If you want a scripting language that works like ECMAScript, why not use ECMAScript? There are many Open Source implementations, just take a look at the list on Wikipedia.
I'd recommend either Python or Ruby. Neither are like ECMA, but I learned them after JavaScript, and they were a snap to pick up. Plus, they are more powerful languages, making it a better alternative to using a JavaScript engine inside of your application (Rhino for Java).
Python
Forces clean syntax (almost like English while is not False:)
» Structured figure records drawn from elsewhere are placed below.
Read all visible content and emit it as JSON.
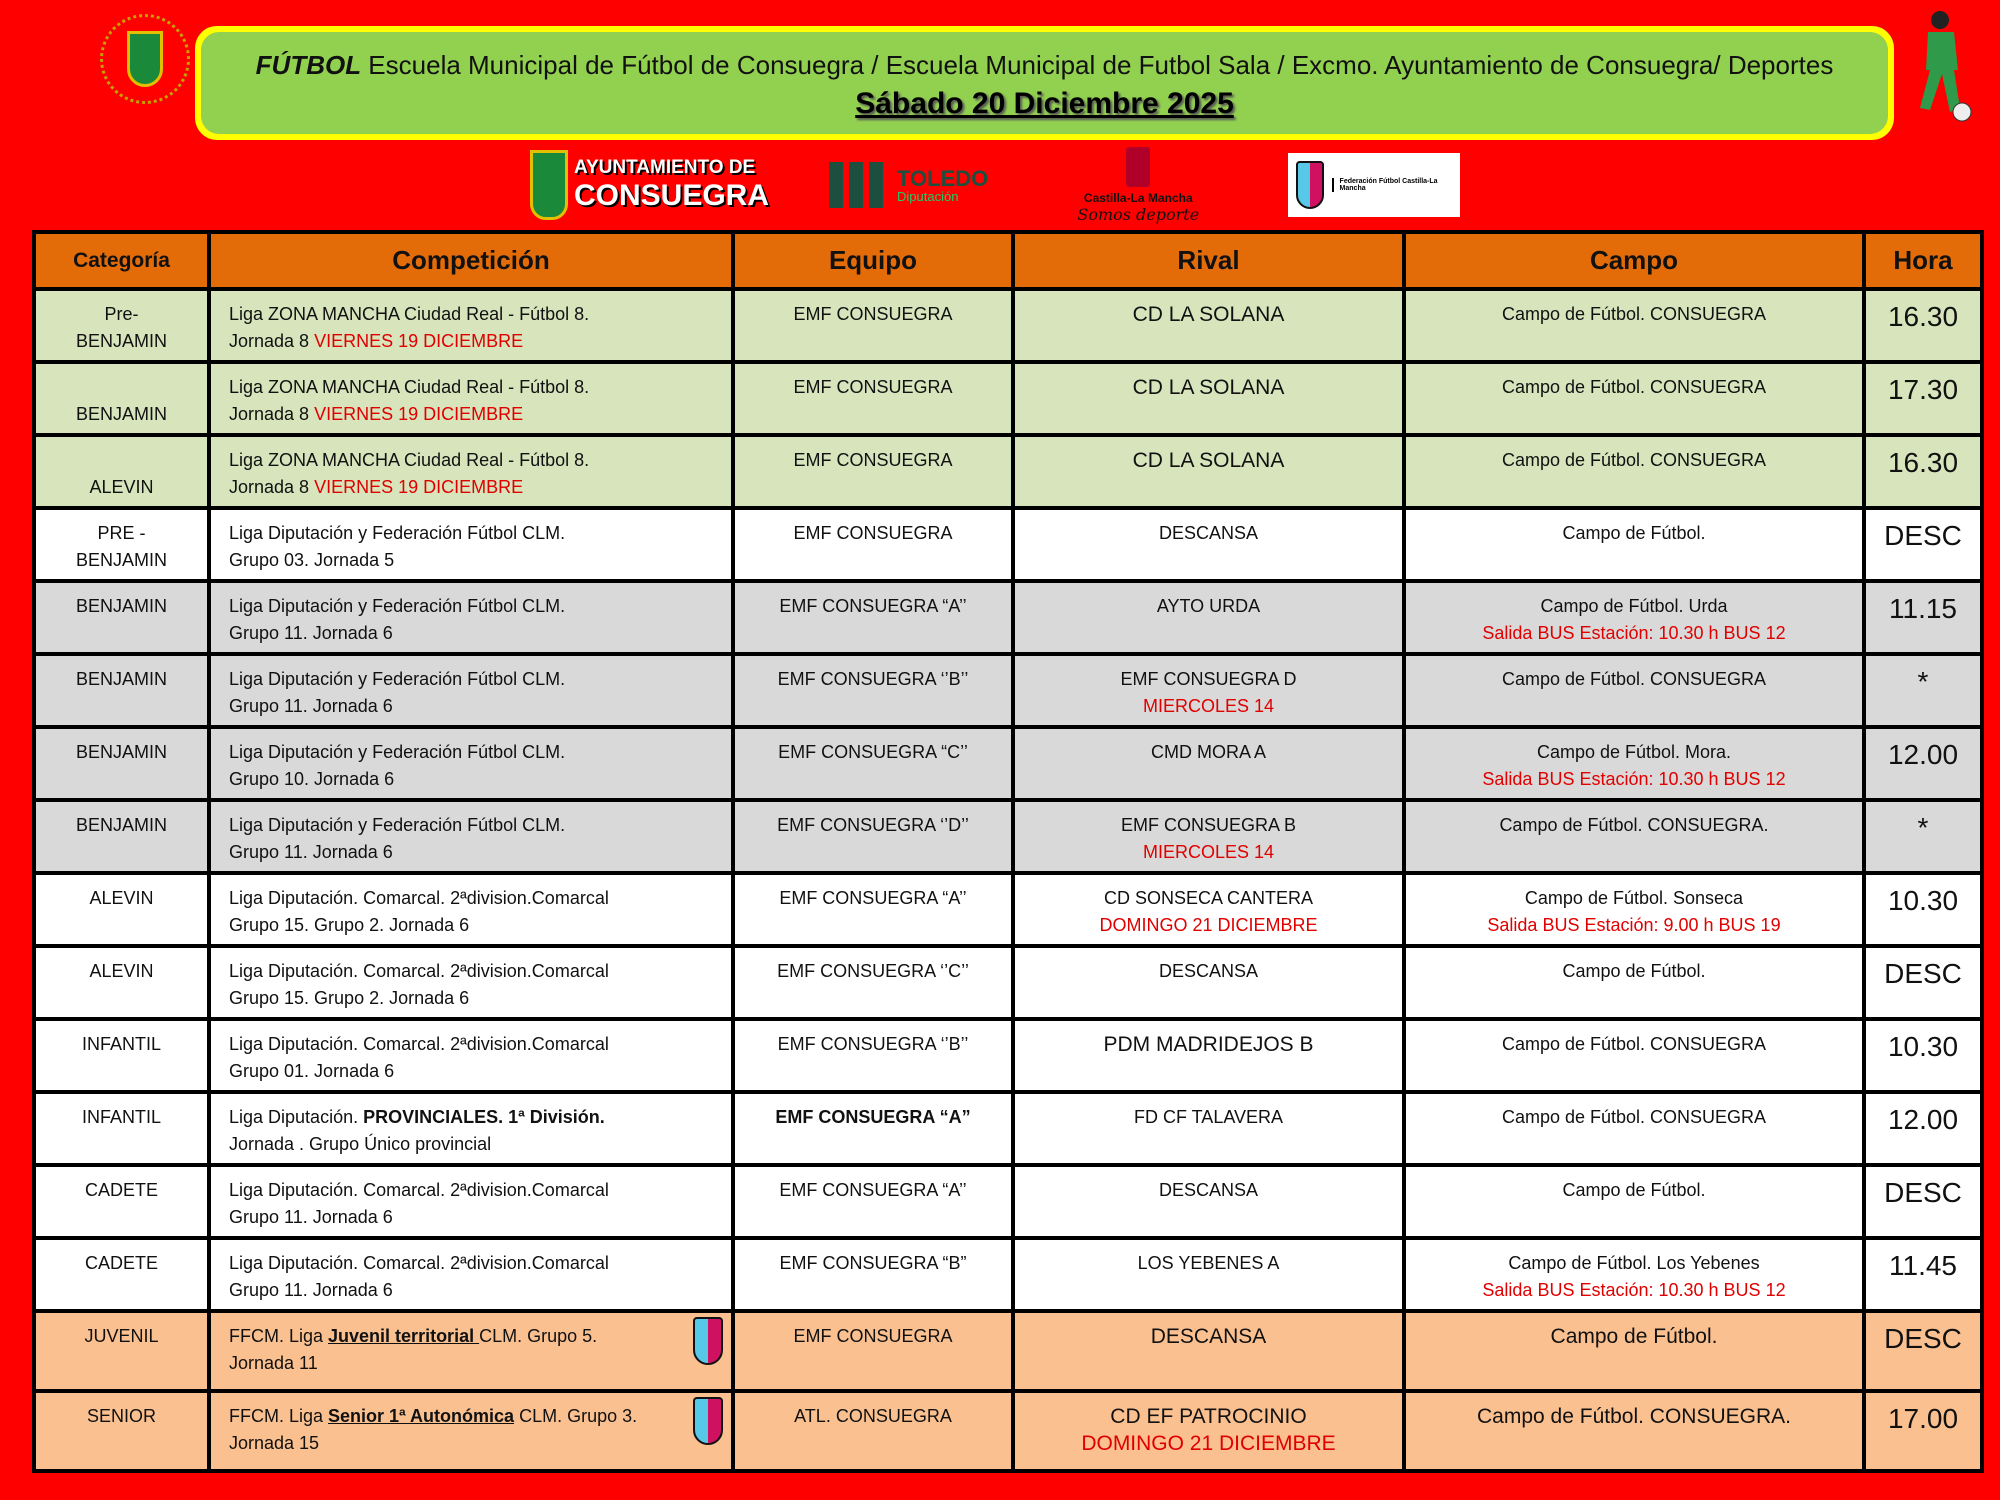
{
  "banner": {
    "title_bold": "FÚTBOL",
    "title_rest": " Escuela Municipal de Fútbol de Consuegra / Escuela Municipal de Futbol Sala / Excmo. Ayuntamiento de Consuegra/ Deportes",
    "date": "Sábado 20 Diciembre 2025"
  },
  "logos": {
    "ayto_line1": "AYUNTAMIENTO DE",
    "ayto_line2": "CONSUEGRA",
    "toledo": "TOLEDO",
    "toledo_sub": "Diputación",
    "clm": "Castilla-La Mancha",
    "clm_sub": "Somos deporte",
    "ffcm": "Federación Fútbol Castilla-La Mancha"
  },
  "colors": {
    "background": "#ff0000",
    "header": "#e36c09",
    "green": "#d7e4bc",
    "gray": "#d9d9d9",
    "peach": "#fac090",
    "banner": "#92d050",
    "banner_border": "#ffff00",
    "highlight": "#e00000"
  },
  "table": {
    "headers": [
      "Categoría",
      "Competición",
      "Equipo",
      "Rival",
      "Campo",
      "Hora"
    ],
    "rows": [
      {
        "style": "green",
        "cat": [
          "Pre-",
          "BENJAMIN"
        ],
        "comp": [
          [
            {
              "t": "Liga  ZONA MANCHA Ciudad Real - Fútbol  8."
            }
          ],
          [
            {
              "t": "Jornada 8  "
            },
            {
              "t": "VIERNES 19 DICIEMBRE",
              "red": true
            }
          ]
        ],
        "equipo": [
          "EMF CONSUEGRA"
        ],
        "rival": [
          "CD LA SOLANA"
        ],
        "rival_big": true,
        "campo": [
          "Campo de Fútbol. CONSUEGRA"
        ],
        "hora": "16.30"
      },
      {
        "style": "green",
        "cat": [
          "",
          "BENJAMIN"
        ],
        "comp": [
          [
            {
              "t": "Liga  ZONA MANCHA Ciudad Real - Fútbol  8."
            }
          ],
          [
            {
              "t": "Jornada 8  "
            },
            {
              "t": "VIERNES 19 DICIEMBRE",
              "red": true
            }
          ]
        ],
        "equipo": [
          "EMF CONSUEGRA"
        ],
        "rival": [
          "CD LA SOLANA"
        ],
        "rival_big": true,
        "campo": [
          "Campo de Fútbol. CONSUEGRA"
        ],
        "hora": "17.30"
      },
      {
        "style": "green",
        "cat": [
          "",
          "ALEVIN"
        ],
        "comp": [
          [
            {
              "t": "Liga  ZONA MANCHA Ciudad Real - Fútbol  8."
            }
          ],
          [
            {
              "t": "Jornada 8  "
            },
            {
              "t": "VIERNES 19 DICIEMBRE",
              "red": true
            }
          ]
        ],
        "equipo": [
          "EMF CONSUEGRA"
        ],
        "rival": [
          "CD LA SOLANA"
        ],
        "rival_big": true,
        "campo": [
          "Campo de Fútbol. CONSUEGRA"
        ],
        "hora": "16.30"
      },
      {
        "style": "white",
        "cat": [
          "PRE -",
          "BENJAMIN"
        ],
        "comp": [
          [
            {
              "t": "Liga Diputación y Federación Fútbol CLM."
            }
          ],
          [
            {
              "t": "Grupo 03. Jornada 5"
            }
          ]
        ],
        "equipo": [
          "EMF CONSUEGRA"
        ],
        "rival": [
          "DESCANSA"
        ],
        "campo": [
          "Campo de Fútbol."
        ],
        "hora": "DESC"
      },
      {
        "style": "gray",
        "cat": [
          "BENJAMIN"
        ],
        "comp": [
          [
            {
              "t": "Liga Diputación y Federación Fútbol CLM."
            }
          ],
          [
            {
              "t": "Grupo 11. Jornada 6"
            }
          ]
        ],
        "equipo": [
          "EMF CONSUEGRA “A’’"
        ],
        "rival": [
          "AYTO URDA"
        ],
        "campo": [
          "Campo de Fútbol. Urda",
          {
            "t": "Salida BUS Estación:  10.30 h BUS 12",
            "red": true
          }
        ],
        "hora": "11.15"
      },
      {
        "style": "gray",
        "cat": [
          "BENJAMIN"
        ],
        "comp": [
          [
            {
              "t": "Liga Diputación y Federación Fútbol CLM."
            }
          ],
          [
            {
              "t": "Grupo 11. Jornada 6"
            }
          ]
        ],
        "equipo": [
          "EMF CONSUEGRA ‘’B’’"
        ],
        "rival": [
          "EMF CONSUEGRA D",
          {
            "t": "MIERCOLES  14",
            "red": true
          }
        ],
        "campo": [
          "Campo de Fútbol. CONSUEGRA"
        ],
        "hora": "*"
      },
      {
        "style": "gray",
        "cat": [
          "BENJAMIN"
        ],
        "comp": [
          [
            {
              "t": "Liga Diputación y Federación Fútbol CLM."
            }
          ],
          [
            {
              "t": "Grupo 10. Jornada 6"
            }
          ]
        ],
        "equipo": [
          "EMF CONSUEGRA “C’’"
        ],
        "rival": [
          "CMD MORA A"
        ],
        "campo": [
          "Campo de Fútbol. Mora.",
          {
            "t": "Salida BUS Estación:  10.30 h BUS 12",
            "red": true
          }
        ],
        "hora": "12.00"
      },
      {
        "style": "gray",
        "cat": [
          "BENJAMIN"
        ],
        "comp": [
          [
            {
              "t": "Liga Diputación y Federación Fútbol CLM."
            }
          ],
          [
            {
              "t": "Grupo 11. Jornada 6"
            }
          ]
        ],
        "equipo": [
          "EMF CONSUEGRA ‘’D’’"
        ],
        "rival": [
          "EMF CONSUEGRA B",
          {
            "t": "MIERCOLES  14",
            "red": true
          }
        ],
        "campo": [
          "Campo de Fútbol. CONSUEGRA."
        ],
        "hora": "*"
      },
      {
        "style": "white",
        "cat": [
          "ALEVIN"
        ],
        "comp": [
          [
            {
              "t": "Liga Diputación. Comarcal.  2ªdivision.Comarcal"
            }
          ],
          [
            {
              "t": "Grupo 15. Grupo 2. Jornada 6"
            }
          ]
        ],
        "equipo": [
          "EMF CONSUEGRA “A’’"
        ],
        "rival": [
          "CD SONSECA CANTERA",
          {
            "t": "DOMINGO 21 DICIEMBRE",
            "red": true
          }
        ],
        "campo": [
          "Campo de Fútbol. Sonseca",
          {
            "t": "Salida BUS Estación:  9.00 h BUS 19",
            "red": true
          }
        ],
        "hora": "10.30"
      },
      {
        "style": "white",
        "cat": [
          "ALEVIN"
        ],
        "comp": [
          [
            {
              "t": "Liga Diputación. Comarcal.  2ªdivision.Comarcal"
            }
          ],
          [
            {
              "t": "Grupo 15. Grupo 2. Jornada 6"
            }
          ]
        ],
        "equipo": [
          "EMF CONSUEGRA ‘’C’’"
        ],
        "rival": [
          "DESCANSA"
        ],
        "campo": [
          "Campo de Fútbol."
        ],
        "hora": "DESC"
      },
      {
        "style": "white",
        "cat": [
          "INFANTIL"
        ],
        "comp": [
          [
            {
              "t": "Liga Diputación. Comarcal.  2ªdivision.Comarcal"
            }
          ],
          [
            {
              "t": "Grupo 01. Jornada 6"
            }
          ]
        ],
        "equipo": [
          "EMF CONSUEGRA ‘’B’’"
        ],
        "rival": [
          "PDM MADRIDEJOS B"
        ],
        "rival_big": true,
        "campo": [
          "Campo de Fútbol. CONSUEGRA"
        ],
        "hora": "10.30"
      },
      {
        "style": "white",
        "cat": [
          "INFANTIL"
        ],
        "comp": [
          [
            {
              "t": "Liga Diputación. "
            },
            {
              "t": "PROVINCIALES.  1ª División.",
              "b": true
            }
          ],
          [
            {
              "t": "Jornada . Grupo Único provincial"
            }
          ]
        ],
        "equipo": [
          {
            "t": "EMF CONSUEGRA “A”",
            "b": true
          }
        ],
        "rival": [
          "FD CF TALAVERA"
        ],
        "campo": [
          "Campo de Fútbol. CONSUEGRA"
        ],
        "hora": "12.00"
      },
      {
        "style": "white",
        "cat": [
          "CADETE"
        ],
        "comp": [
          [
            {
              "t": "Liga Diputación. Comarcal.  2ªdivision.Comarcal"
            }
          ],
          [
            {
              "t": "Grupo 11. Jornada 6"
            }
          ]
        ],
        "equipo": [
          "EMF CONSUEGRA “A’’"
        ],
        "rival": [
          "DESCANSA"
        ],
        "campo": [
          "Campo de Fútbol."
        ],
        "hora": "DESC"
      },
      {
        "style": "white",
        "cat": [
          "CADETE"
        ],
        "comp": [
          [
            {
              "t": "Liga Diputación. Comarcal. 2ªdivision.Comarcal"
            }
          ],
          [
            {
              "t": "Grupo 11. Jornada 6"
            }
          ]
        ],
        "equipo": [
          "EMF CONSUEGRA “B”"
        ],
        "rival": [
          "LOS YEBENES A"
        ],
        "campo": [
          "Campo de Fútbol. Los Yebenes",
          {
            "t": "Salida BUS Estación:  10.30 h BUS 12",
            "red": true
          }
        ],
        "hora": "11.45"
      },
      {
        "style": "peach",
        "tall": true,
        "badge": true,
        "cat": [
          "JUVENIL"
        ],
        "comp": [
          [
            {
              "t": "FFCM. Liga "
            },
            {
              "t": "Juvenil territorial ",
              "b": true,
              "u": true
            },
            {
              "t": "CLM.  Grupo 5."
            }
          ],
          [
            {
              "t": "Jornada 11"
            }
          ]
        ],
        "equipo": [
          "EMF CONSUEGRA"
        ],
        "rival": [
          "DESCANSA"
        ],
        "rival_big": true,
        "campo": [
          "Campo de Fútbol."
        ],
        "campo_big": true,
        "hora": "DESC"
      },
      {
        "style": "peach",
        "tall": true,
        "badge": true,
        "cat": [
          "SENIOR"
        ],
        "comp": [
          [
            {
              "t": "FFCM. Liga "
            },
            {
              "t": "Senior 1ª Autonómica",
              "b": true,
              "u": true
            },
            {
              "t": " CLM.  Grupo 3."
            }
          ],
          [
            {
              "t": "Jornada 15"
            }
          ]
        ],
        "equipo": [
          "ATL. CONSUEGRA"
        ],
        "rival": [
          "CD EF PATROCINIO",
          {
            "t": "DOMINGO 21 DICIEMBRE",
            "red": true
          }
        ],
        "rival_big": true,
        "campo": [
          "Campo de Fútbol. CONSUEGRA."
        ],
        "campo_big": true,
        "hora": "17.00"
      }
    ]
  }
}
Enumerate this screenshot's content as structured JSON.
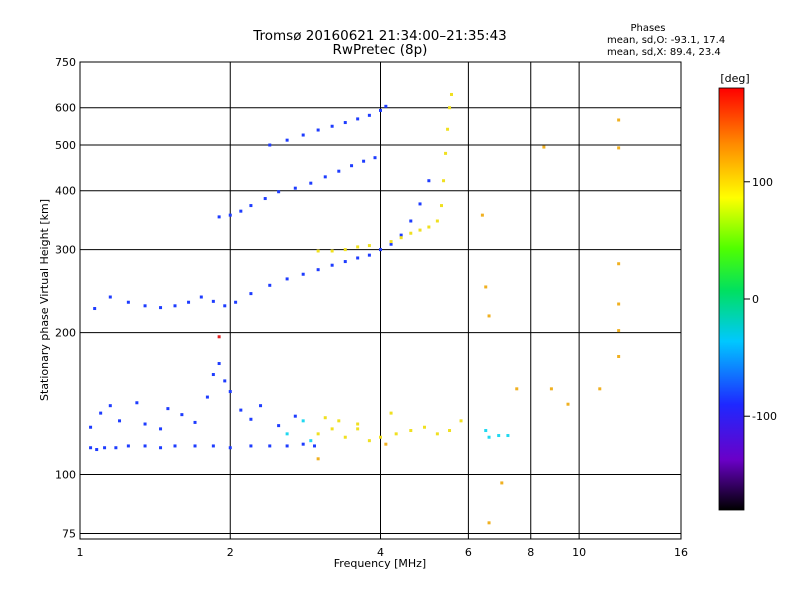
{
  "chart_data": {
    "type": "scatter",
    "title_line1": "Tromsø 20160621 21:34:00–21:35:43",
    "title_line2": "RwPretec (8p)",
    "xlabel": "Frequency [MHz]",
    "ylabel": "Stationary phase Virtual Height [km]",
    "x_scale": "log",
    "y_scale": "log",
    "xlim": [
      1,
      16
    ],
    "ylim": [
      73,
      750
    ],
    "x_ticks": [
      1,
      2,
      4,
      6,
      8,
      10,
      16
    ],
    "x_tick_labels": [
      "1",
      "2",
      "4",
      "6",
      "8",
      "10",
      "16"
    ],
    "y_ticks": [
      75,
      100,
      200,
      300,
      400,
      500,
      600,
      750
    ],
    "y_tick_labels": [
      "75",
      "100",
      "200",
      "300",
      "400",
      "500",
      "600",
      "750"
    ],
    "grid": true,
    "stats": {
      "header": "Phases",
      "line1": "mean, sd,O: -93.1, 17.4",
      "line2": "mean, sd,X:  89.4, 23.4"
    },
    "colorbar": {
      "label": "[deg]",
      "range": [
        -180,
        180
      ],
      "ticks": [
        100,
        0,
        -100
      ],
      "tick_labels": [
        "100",
        "0",
        "-100"
      ]
    },
    "series": [
      {
        "points": [
          [
            1.05,
            114
          ],
          [
            1.08,
            113
          ],
          [
            1.12,
            114
          ],
          [
            1.18,
            114
          ],
          [
            1.25,
            115
          ],
          [
            1.35,
            115
          ],
          [
            1.45,
            114
          ],
          [
            1.55,
            115
          ],
          [
            1.7,
            115
          ],
          [
            1.85,
            115
          ],
          [
            2.0,
            114
          ],
          [
            2.2,
            115
          ],
          [
            2.4,
            115
          ],
          [
            2.6,
            115
          ],
          [
            2.8,
            116
          ],
          [
            2.95,
            115
          ],
          [
            1.05,
            126
          ],
          [
            1.1,
            135
          ],
          [
            1.15,
            140
          ],
          [
            1.2,
            130
          ],
          [
            1.3,
            142
          ],
          [
            1.35,
            128
          ],
          [
            1.45,
            125
          ],
          [
            1.5,
            138
          ],
          [
            1.6,
            134
          ],
          [
            1.7,
            129
          ],
          [
            1.8,
            146
          ],
          [
            1.85,
            163
          ],
          [
            1.9,
            172
          ],
          [
            1.95,
            158
          ],
          [
            2.0,
            150
          ],
          [
            2.1,
            137
          ],
          [
            2.2,
            131
          ],
          [
            2.3,
            140
          ],
          [
            2.5,
            127
          ],
          [
            2.7,
            133
          ],
          [
            1.07,
            225
          ],
          [
            1.15,
            238
          ],
          [
            1.25,
            232
          ],
          [
            1.35,
            228
          ],
          [
            1.45,
            226
          ],
          [
            1.55,
            228
          ],
          [
            1.65,
            232
          ],
          [
            1.75,
            238
          ],
          [
            1.85,
            233
          ],
          [
            1.95,
            228
          ],
          [
            2.05,
            232
          ],
          [
            2.2,
            242
          ],
          [
            2.4,
            252
          ],
          [
            2.6,
            260
          ],
          [
            2.8,
            266
          ],
          [
            3.0,
            272
          ],
          [
            3.2,
            278
          ],
          [
            3.4,
            283
          ],
          [
            3.6,
            288
          ],
          [
            3.8,
            292
          ],
          [
            4.0,
            300
          ],
          [
            4.2,
            308
          ],
          [
            4.4,
            322
          ],
          [
            4.6,
            345
          ],
          [
            4.8,
            375
          ],
          [
            5.0,
            420
          ],
          [
            1.9,
            352
          ],
          [
            2.0,
            355
          ],
          [
            2.1,
            362
          ],
          [
            2.2,
            372
          ],
          [
            2.35,
            385
          ],
          [
            2.5,
            398
          ],
          [
            2.7,
            405
          ],
          [
            2.9,
            415
          ],
          [
            3.1,
            428
          ],
          [
            3.3,
            440
          ],
          [
            3.5,
            452
          ],
          [
            3.7,
            462
          ],
          [
            3.9,
            470
          ],
          [
            2.4,
            500
          ],
          [
            2.6,
            512
          ],
          [
            2.8,
            525
          ],
          [
            3.0,
            538
          ],
          [
            3.2,
            548
          ],
          [
            3.4,
            558
          ],
          [
            3.6,
            568
          ],
          [
            3.8,
            578
          ],
          [
            4.0,
            592
          ],
          [
            4.1,
            604
          ]
        ]
      },
      {
        "points": [
          [
            3.0,
            298
          ],
          [
            3.2,
            298
          ],
          [
            3.4,
            300
          ],
          [
            3.6,
            304
          ],
          [
            3.8,
            306
          ],
          [
            4.2,
            312
          ],
          [
            4.4,
            318
          ],
          [
            4.6,
            325
          ],
          [
            4.8,
            330
          ],
          [
            5.0,
            335
          ],
          [
            5.2,
            345
          ],
          [
            5.3,
            372
          ],
          [
            5.35,
            420
          ],
          [
            5.4,
            480
          ],
          [
            5.45,
            540
          ],
          [
            5.5,
            600
          ],
          [
            5.55,
            640
          ],
          [
            3.0,
            122
          ],
          [
            3.2,
            125
          ],
          [
            3.4,
            120
          ],
          [
            3.6,
            125
          ],
          [
            3.8,
            118
          ],
          [
            4.0,
            120
          ],
          [
            4.3,
            122
          ],
          [
            4.6,
            124
          ],
          [
            4.9,
            126
          ],
          [
            5.2,
            122
          ],
          [
            5.5,
            124
          ],
          [
            5.8,
            130
          ],
          [
            3.1,
            132
          ],
          [
            3.3,
            130
          ],
          [
            3.6,
            128
          ],
          [
            4.2,
            135
          ]
        ]
      },
      {
        "points": [
          [
            2.6,
            122
          ],
          [
            2.8,
            130
          ],
          [
            2.9,
            118
          ],
          [
            6.5,
            124
          ],
          [
            6.6,
            120
          ],
          [
            6.9,
            121
          ],
          [
            7.2,
            121
          ]
        ]
      },
      {
        "points": [
          [
            1.9,
            196
          ]
        ]
      },
      {
        "points": [
          [
            6.4,
            355
          ],
          [
            6.5,
            250
          ],
          [
            6.6,
            217
          ],
          [
            7.0,
            96
          ],
          [
            6.6,
            79
          ],
          [
            7.5,
            152
          ],
          [
            8.5,
            495
          ],
          [
            8.8,
            152
          ],
          [
            9.5,
            141
          ],
          [
            11.0,
            152
          ],
          [
            12.0,
            565
          ],
          [
            12.0,
            280
          ],
          [
            12.0,
            230
          ],
          [
            12.0,
            202
          ],
          [
            12.0,
            178
          ],
          [
            12.0,
            493
          ],
          [
            4.1,
            116
          ],
          [
            3.0,
            108
          ]
        ]
      }
    ]
  }
}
Multiple inheritance (no interfaces)
Interpreter can be extended using C/C++ (possibly used for your adapters, if needed)
Ruby
Syntax is supposed to be close to English (unless conditional, until loop)
Everything is an object
Only supports single inheritance, but uses Mixins to add functionality
Both
Classes
Can be embedded in another application
Private members
Packages
Lua - everything you want and more in ~100KB
See this page for comparison betwen Lua and other mentioned languages.
Haxe on Neko looks like the exact thing you want. I don't know how embeddable nekovm is, but it is opensource so you can fiddle with it. http://haxe.org
The Ruby interpreter can also be embedded within C programs, and may be considered by some to be more object-oriented than Python.
We use ECMAscript as an extension language for the software product I work on and it works quite well. Being a standard (and popular) language, it's nice to be able to point our users to the copious off the shelf documentation for the language. We built our own ECMAscript compiler that translates into bytecode for the platform we are running on, but if I had it to do over again, I'd seriously consider embedding Google's V8 ECMAscript engine (in fact, I'd even consider building our entire app on it).
I'd go with something fairly mainstream to simplify things. Having read your requirements, I'd recommend Python. It doesn't really have interfaces in the Java/C# way, but it doesn't really need them, either. Other than that, it should be a good fit.
QtScript is ECMAScript. You don't mention what the main part of your application is written in, but I suppose it's not Qt, or you'd already know about QtScript.